There was no shortage of applicants. On the first day of the job fair more than 1,000 people made their way to the conference center well before the 9 a.m. start. Many of the applicants traveled from out of state.

It wasn't only Hopi or Navajo native tribal members applying for jobs. There were applicants from every ethnic background seeking work, many of whom had experience working in other casinos in New Mexico for pueblo tribes.

The casino and hotel complex, located 20 miles east of Flagstaff off of Interstate 40 will cost $175 million. The casino's operators will need a large staff to handle visitors interested in playing the slots or even just bingo.

The Navajo casino hiring agency announced a Native preference policy but, with so many jobs to fill, there were applicants from every ethnic background at the job fair.

Job fair staff gave applicants an application to fill out and a small ticket with a number. The applicants were called individually for a primary screening. If the applicant met the minimum qualifications, then interviewers called them a second time for a review of their application. If an applicant passed this second phase they were called a third time and asked to stay for drug testing and background checks. Only then did organizers consider the applicant for an on-the-spot hire.

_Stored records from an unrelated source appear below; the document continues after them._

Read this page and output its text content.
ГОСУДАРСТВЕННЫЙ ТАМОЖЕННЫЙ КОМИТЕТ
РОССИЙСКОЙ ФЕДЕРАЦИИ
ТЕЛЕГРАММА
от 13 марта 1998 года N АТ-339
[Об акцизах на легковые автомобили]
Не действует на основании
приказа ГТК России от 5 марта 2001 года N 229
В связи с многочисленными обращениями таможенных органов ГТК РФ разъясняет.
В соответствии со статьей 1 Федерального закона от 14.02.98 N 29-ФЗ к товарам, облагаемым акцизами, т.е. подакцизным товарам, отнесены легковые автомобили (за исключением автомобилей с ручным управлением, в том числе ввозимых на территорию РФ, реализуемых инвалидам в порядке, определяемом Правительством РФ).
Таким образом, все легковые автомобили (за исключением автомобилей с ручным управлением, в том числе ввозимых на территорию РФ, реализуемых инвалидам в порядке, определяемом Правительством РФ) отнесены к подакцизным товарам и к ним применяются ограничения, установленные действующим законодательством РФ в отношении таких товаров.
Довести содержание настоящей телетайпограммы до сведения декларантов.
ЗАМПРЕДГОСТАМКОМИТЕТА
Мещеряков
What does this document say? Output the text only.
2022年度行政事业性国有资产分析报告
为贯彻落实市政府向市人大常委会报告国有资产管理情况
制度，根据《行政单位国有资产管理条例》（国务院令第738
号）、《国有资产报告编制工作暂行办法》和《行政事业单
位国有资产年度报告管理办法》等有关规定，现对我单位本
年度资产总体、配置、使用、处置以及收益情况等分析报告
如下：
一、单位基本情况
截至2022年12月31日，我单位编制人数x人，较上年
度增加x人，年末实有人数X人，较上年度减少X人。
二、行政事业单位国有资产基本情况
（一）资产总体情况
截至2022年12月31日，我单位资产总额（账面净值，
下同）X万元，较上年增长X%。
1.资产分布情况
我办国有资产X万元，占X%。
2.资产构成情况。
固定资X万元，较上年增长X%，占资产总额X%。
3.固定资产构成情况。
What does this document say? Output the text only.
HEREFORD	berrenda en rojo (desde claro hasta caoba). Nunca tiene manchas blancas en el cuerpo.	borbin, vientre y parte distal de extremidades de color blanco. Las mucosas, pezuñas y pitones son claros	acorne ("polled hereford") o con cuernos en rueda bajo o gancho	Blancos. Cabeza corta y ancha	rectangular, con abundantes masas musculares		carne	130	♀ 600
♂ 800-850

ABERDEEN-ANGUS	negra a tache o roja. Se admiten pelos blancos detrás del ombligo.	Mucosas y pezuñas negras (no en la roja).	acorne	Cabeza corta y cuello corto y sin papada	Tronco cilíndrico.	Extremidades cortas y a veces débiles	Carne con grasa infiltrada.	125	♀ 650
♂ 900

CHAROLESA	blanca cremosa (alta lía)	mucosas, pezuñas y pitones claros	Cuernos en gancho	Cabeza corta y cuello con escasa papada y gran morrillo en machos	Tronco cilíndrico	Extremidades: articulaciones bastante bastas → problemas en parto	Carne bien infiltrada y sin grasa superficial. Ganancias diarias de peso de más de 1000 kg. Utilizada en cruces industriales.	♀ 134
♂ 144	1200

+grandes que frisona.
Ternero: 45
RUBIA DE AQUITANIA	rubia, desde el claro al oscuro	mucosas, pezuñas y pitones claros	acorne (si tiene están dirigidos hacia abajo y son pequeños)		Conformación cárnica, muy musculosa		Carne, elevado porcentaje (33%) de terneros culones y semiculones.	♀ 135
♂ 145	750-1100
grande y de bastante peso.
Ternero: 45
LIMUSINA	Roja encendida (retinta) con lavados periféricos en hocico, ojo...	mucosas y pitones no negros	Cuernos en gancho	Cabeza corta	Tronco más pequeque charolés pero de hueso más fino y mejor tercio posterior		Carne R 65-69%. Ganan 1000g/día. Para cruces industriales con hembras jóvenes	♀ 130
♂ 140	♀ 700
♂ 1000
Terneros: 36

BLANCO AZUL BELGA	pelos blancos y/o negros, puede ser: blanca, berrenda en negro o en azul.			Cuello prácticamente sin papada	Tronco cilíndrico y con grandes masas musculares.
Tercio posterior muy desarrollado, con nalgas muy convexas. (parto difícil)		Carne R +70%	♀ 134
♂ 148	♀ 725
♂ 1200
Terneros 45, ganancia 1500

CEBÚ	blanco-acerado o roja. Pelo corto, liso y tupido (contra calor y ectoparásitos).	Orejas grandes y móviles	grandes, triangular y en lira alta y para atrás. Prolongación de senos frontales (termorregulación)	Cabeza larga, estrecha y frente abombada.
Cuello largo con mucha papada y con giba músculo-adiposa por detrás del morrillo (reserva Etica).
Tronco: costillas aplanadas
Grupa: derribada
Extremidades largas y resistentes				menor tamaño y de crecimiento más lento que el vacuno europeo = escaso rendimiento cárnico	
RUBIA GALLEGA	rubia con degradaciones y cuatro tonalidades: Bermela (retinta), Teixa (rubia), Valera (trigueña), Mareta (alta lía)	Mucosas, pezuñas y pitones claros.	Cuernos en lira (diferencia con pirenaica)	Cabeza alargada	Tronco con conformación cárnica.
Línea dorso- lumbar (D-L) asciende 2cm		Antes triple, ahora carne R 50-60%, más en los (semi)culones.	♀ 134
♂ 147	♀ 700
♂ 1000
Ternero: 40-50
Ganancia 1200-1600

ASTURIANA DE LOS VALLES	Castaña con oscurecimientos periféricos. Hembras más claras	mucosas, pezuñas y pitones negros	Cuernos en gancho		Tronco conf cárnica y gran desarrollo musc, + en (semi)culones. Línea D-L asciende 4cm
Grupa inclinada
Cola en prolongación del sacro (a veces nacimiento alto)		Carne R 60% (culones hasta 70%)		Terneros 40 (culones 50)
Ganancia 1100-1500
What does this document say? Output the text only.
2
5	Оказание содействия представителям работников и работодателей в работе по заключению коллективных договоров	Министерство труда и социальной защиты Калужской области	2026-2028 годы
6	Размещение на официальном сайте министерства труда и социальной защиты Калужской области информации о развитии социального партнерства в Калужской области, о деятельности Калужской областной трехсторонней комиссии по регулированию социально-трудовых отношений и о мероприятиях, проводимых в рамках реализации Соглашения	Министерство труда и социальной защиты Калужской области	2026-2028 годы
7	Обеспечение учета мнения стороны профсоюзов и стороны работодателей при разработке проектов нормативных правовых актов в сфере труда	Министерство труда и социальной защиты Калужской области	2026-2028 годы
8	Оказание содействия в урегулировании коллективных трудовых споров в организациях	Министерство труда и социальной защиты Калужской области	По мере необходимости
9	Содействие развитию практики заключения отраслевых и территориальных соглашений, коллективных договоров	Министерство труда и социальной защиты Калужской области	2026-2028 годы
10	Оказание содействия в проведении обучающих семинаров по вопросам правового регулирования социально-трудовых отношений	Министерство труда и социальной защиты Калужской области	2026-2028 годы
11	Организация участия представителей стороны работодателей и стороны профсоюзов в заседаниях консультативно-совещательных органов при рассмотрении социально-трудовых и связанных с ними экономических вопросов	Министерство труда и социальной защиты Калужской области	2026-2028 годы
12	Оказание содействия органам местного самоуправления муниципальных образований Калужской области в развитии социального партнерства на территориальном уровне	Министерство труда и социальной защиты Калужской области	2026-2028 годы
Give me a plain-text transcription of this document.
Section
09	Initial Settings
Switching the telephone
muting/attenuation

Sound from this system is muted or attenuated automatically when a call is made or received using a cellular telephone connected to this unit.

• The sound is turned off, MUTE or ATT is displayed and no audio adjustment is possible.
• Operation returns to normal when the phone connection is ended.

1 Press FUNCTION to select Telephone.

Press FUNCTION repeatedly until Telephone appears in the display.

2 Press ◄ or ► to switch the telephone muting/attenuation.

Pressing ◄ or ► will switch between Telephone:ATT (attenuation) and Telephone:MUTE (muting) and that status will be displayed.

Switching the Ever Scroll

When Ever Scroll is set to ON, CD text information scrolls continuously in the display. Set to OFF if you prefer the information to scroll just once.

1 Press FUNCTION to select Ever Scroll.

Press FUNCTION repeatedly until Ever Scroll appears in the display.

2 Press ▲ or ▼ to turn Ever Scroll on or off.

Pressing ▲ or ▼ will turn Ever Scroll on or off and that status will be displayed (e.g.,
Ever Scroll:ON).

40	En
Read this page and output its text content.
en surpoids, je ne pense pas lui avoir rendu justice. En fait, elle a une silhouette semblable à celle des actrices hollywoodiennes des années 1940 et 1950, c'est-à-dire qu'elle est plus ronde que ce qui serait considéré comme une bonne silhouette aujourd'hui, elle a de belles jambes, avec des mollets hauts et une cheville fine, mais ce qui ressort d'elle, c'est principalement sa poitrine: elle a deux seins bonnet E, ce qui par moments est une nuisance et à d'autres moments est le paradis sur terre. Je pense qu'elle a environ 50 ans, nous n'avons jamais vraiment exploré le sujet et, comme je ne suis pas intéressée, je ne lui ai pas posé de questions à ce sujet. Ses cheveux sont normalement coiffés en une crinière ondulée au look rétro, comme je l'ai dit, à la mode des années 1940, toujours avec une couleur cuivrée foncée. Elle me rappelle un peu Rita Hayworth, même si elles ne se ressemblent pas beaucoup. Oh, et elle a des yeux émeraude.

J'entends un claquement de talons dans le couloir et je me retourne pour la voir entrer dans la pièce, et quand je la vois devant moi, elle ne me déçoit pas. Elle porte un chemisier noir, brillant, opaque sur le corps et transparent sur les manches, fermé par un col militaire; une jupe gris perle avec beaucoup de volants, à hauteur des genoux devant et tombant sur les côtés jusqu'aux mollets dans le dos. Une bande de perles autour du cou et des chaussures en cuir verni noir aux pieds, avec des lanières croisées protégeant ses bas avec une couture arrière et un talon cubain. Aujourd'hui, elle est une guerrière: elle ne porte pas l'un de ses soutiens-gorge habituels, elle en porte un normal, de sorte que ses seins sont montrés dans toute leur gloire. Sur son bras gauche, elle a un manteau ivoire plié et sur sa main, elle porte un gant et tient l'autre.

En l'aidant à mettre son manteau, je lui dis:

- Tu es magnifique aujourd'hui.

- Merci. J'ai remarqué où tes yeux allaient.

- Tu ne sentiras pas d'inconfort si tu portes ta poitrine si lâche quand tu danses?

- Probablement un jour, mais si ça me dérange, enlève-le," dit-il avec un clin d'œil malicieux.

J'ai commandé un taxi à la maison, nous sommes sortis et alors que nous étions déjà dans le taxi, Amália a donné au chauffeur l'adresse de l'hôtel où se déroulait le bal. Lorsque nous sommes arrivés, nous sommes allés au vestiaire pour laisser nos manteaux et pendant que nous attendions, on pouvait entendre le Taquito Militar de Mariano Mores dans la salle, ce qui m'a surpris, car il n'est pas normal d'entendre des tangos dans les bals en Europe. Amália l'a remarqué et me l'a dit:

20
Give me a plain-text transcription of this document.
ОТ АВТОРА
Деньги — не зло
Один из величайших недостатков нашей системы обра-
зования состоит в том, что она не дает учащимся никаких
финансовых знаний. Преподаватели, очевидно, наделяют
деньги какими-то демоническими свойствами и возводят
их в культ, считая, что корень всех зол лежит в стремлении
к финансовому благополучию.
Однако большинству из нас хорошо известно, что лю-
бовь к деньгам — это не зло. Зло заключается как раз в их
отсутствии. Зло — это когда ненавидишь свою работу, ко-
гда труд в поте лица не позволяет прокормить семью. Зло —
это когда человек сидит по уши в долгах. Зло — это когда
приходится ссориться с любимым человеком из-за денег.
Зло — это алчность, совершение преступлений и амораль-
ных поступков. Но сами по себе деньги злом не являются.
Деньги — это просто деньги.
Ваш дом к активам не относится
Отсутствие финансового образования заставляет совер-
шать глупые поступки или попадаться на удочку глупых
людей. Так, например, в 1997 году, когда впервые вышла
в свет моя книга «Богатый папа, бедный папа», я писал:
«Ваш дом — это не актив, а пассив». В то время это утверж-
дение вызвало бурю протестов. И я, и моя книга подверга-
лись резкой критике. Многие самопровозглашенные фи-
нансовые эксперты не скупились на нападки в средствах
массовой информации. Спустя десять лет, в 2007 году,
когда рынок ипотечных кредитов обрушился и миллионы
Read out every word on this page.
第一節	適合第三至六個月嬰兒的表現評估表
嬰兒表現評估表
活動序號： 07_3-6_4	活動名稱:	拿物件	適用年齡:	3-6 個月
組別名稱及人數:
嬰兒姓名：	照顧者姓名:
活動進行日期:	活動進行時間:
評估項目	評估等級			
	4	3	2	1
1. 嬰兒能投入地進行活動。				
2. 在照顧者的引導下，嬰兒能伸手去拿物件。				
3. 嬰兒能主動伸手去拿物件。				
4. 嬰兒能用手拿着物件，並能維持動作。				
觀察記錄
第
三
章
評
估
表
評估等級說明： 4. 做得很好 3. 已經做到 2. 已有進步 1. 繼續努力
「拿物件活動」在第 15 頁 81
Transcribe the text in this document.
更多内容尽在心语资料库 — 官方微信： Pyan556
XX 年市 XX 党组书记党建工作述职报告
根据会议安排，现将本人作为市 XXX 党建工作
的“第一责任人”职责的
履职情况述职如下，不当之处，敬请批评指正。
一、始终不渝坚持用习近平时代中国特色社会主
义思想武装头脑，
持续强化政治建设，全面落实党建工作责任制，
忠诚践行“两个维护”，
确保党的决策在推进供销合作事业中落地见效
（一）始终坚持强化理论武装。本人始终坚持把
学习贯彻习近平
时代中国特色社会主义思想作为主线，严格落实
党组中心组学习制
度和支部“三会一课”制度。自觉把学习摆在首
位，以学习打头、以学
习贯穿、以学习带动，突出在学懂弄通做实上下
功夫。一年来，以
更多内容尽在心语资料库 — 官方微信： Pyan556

One young woman who drove in from Farmington, N.M. the night before, stayed with a relative so she could be at the job fair at 7 a.m. even though the formal process would not start until 9 a.m. She was hired as the new Twin Arrows housekeeping supervisor by late Friday afternoon.

"I got the job," she shouted to which the whole crowd still waiting for screening, clapped loudly and shouted "Congratulations!"

One Hopi female applicant looking for an administrative assistant position arrived at 10:15 a.m. She was number 376 and was not called to the second phase until around 3:30 p.m. She left the building at 6:30 p.m. after staff told her to call the gaming offices for her personal interview the following week. Casino personnel said her ability to speak and understand the Hopi language was a desired quality.

Twin Arrows will have 1,089 slot machines, blackjack, poker, Keno tables and 90 hotel rooms when it opens in May. The resort will have several places to eat including a steak-house, an oyster bar, a 24-hour restaurant and a food court.

Twin Arrows is not the first Navajo casino. The Fire Rock Casino in Gallup, N.M. opened in 2008 and was the first Navajo owned and operated casino. It is much smaller at 64,000 square feet with 740 slots, video poker and 10 game tables including blackjack, craps and roulette and a bingo parlor.

Indian gaming was born in 1979 when the Seminole Indian Tribe in Hollywood, Fla. opened their first casino. The state of Florida tried to immediately shut it down and after a series of court battles, the United States Supreme Court handed down a decision in 1981 ruling in favor of the Seminole people stating that tribal sovereignty gave the Seminoles the right to operate and own their own bingo hall and casino.

In 1987, the Supreme Court said any federally recognized tribe can own and operate its own casino outside of state jurisdiction because all Indian tribes are considered sovereign entities within the United States. States cannot prohibit gaming on tribal reservation land.

In 1988 Congress passed the Indian Gaming Regulatory Act (IGRA) establishing rules and regulations for the operation and regulation of Indian gaming.